Nous avons déjà évoqué le combat au logis de la Pénissière en publiant une carte postale représentant l’édifice au chapitre IV, il ne nous semble donc pas utile d’y revenir maintenant. 

Les personnages :

Le vieux chouan
Cette dernière carte postale, portant le numéro 105, a été éditée en 1903 par Eugène Poupin de Mortagne-sur-Sèvre. Ce dernier affectionnait de photographier les artisans, les vieux métiers et les personnages célèbres ou pittoresques qui habitaient dans nos campagnes. Il nous présente ici un homme qualifié de vieux chouan en costume authentique de l’époque et habitant près de la commune de Châtillon-sur-Sèvre (redevenue depuis Mauléon). La légende inhabituellement longue est hélas plus condescendante que précise: « Le père Jean habite la commune de Moulins près Châtillon (Deux-Sèvres), dans une vieille masure au toit à moitié effondré. Il possède bien au moins trente pantalons, gilets, chapeaux et cravates ; le tout, jeté pêle-mêle dans un désordre extraordinaire, produit un effet indescriptible.
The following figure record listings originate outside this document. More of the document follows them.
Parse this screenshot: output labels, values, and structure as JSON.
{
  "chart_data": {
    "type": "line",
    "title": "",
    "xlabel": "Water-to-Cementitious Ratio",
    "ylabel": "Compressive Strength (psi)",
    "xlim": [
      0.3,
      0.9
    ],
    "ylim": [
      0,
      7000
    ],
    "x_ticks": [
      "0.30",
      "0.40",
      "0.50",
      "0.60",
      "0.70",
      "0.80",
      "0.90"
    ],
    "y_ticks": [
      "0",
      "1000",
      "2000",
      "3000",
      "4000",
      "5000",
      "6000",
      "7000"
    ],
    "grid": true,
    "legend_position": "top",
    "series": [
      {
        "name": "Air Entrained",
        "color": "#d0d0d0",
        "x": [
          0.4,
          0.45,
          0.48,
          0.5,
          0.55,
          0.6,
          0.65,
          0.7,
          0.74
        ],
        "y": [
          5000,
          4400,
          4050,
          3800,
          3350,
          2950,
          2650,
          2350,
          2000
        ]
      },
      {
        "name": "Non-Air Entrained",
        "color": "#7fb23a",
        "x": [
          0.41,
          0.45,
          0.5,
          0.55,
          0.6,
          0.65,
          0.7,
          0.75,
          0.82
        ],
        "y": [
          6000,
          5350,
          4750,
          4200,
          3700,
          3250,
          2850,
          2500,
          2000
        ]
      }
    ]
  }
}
Le père Jean est superstitieux ; il a un cauchemar continuel [ça revient la nuit chez lui] dit-il. Mais malgré ce fâcheux contretemps, il en prend son parti et vit en véritable philosophe, sans souci du lendemain. C’est un type unique qu’il faut voir. ». On aurait aimé avoir des précisions sur le costume que l’on distingue malheureusement assez mal ou sur le fusil. Il serait surtout intéressant de savoir ce que ces objets sont devenus depuis plus d’un siècle.